Ok, so the new Nikon D800 isn’t even publicly available yet; camera shops in North America are taking pre-orders. But the ‘reviews’ of the D800 are already starting to roll in. Ok, so perhaps these aren’t really reviews, but rather, anticipated issues. Things that we’ll have to wait and see about when the D800 actually gets into people’s hands the real reviews begin to accumulate.
One thing that I hadn’t heard of before, but found on a blog, was a comment about the disappointing performance of the D800 at high ISO. Apparently the D700 performed masterfully at high ISO. Now it seems that some are criticizing Nikon for going the way of the large megapixel camera and that by doing so, they have traded off their stellar high ISO performance.
This isn’t something I can comment on directly in that I haven’t had experience with this. I’m still shooting with an old D200, which I absolutely love. But hey, it’s OLD and one thing I don’t like about it is it’s performance at ISO above 320. I refuse to shoot above 320. It’s just not worth it! And so when I heard about the image quality in the D700 under low light-high ISO, I was soooo encouraged. But now I’m hearing that this will be lost with the D800 because of the high megapixels. Is this true?
I can understand the possibility of trading off image quality at high ISO for high megapixel count. I need to get my head around this more – around the physics of sensors and pixel performance, to really understand it.
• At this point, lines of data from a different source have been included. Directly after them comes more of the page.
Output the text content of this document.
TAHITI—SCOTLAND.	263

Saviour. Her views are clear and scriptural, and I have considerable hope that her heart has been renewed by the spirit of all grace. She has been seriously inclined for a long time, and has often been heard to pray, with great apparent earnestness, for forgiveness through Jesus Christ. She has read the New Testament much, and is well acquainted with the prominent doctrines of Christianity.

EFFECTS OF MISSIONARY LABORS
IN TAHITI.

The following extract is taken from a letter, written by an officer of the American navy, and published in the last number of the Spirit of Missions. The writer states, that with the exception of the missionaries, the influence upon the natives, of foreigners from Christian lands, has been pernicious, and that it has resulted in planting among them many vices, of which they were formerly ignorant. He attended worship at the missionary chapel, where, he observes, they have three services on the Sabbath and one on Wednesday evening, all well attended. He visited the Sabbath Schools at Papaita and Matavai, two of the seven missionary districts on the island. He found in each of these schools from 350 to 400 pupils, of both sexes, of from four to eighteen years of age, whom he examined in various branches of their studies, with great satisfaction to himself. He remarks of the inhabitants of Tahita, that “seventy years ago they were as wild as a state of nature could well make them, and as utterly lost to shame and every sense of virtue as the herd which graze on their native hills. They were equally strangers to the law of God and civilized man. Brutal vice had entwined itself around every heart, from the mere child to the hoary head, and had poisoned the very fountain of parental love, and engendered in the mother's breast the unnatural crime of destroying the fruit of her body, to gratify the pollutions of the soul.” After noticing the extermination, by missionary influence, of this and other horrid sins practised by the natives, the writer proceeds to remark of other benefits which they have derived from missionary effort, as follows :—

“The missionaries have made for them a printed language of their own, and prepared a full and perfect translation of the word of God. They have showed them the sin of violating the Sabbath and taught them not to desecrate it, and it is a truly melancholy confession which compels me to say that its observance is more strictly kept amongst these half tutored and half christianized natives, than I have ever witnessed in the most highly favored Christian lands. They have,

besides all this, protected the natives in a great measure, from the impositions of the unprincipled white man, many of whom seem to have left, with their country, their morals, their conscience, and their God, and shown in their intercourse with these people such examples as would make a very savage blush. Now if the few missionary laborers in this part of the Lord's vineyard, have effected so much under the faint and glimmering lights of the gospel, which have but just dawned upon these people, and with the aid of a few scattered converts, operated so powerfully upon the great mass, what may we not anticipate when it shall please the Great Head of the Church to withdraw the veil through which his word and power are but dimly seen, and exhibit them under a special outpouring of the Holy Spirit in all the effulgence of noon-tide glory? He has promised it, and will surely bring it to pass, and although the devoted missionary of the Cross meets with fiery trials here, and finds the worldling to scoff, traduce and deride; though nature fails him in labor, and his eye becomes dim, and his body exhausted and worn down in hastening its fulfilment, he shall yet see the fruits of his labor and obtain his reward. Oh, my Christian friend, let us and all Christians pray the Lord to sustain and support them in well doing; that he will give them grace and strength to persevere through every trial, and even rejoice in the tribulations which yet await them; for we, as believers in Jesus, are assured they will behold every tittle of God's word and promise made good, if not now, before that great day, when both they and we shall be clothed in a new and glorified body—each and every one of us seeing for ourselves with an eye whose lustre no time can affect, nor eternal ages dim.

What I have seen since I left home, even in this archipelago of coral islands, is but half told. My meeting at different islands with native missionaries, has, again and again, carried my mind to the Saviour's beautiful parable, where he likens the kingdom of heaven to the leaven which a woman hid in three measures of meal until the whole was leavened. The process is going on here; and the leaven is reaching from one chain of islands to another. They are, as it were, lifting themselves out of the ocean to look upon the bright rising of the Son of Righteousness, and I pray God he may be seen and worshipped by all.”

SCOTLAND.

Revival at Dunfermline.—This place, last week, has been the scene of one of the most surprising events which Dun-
But even if the tradeoff exists, is it really as bad as some are touting it to be?
Certainly in the past Nikon has taken a different tack than Canon. Canon has cranked out higher megapixel cameras than Nikon. But Nikon spent more effort in sticking with lower megapixel cameras, but improving the quality of the images with their new technologies. So where Canon went for higher MP’s, Nikon went for better pixels, I guess you could say.
How does all of this translate into performance of the new D800? It might all be a red herring. Or maybe not. It’s definitely a ‘stay tuned to this channel’ situation to see what people say once they have the D800 in hand. I know I’ll be curious to see how it pans out. But still. I’m encouraged by the D800. Even if it doesn’t have that superb performance at high ISO, how much of a tradeoff is there? Is it enough to cause disappointment in Nikon shooters used to the D700?
I guess for Nikon shooters out there, if the D800 does compromise high ISO image quality for more megapixels, then you’ll need to decide which is more important for you – more megapixels or better high ISO performance. Maybe this is a case where you can’t have your cake and eat it to. But I’m not yet convinced. I’ll save my conclusion until I hear what the masses are saying once they have the camera in hand and have pressed the shutter release enough times to really and truly compare.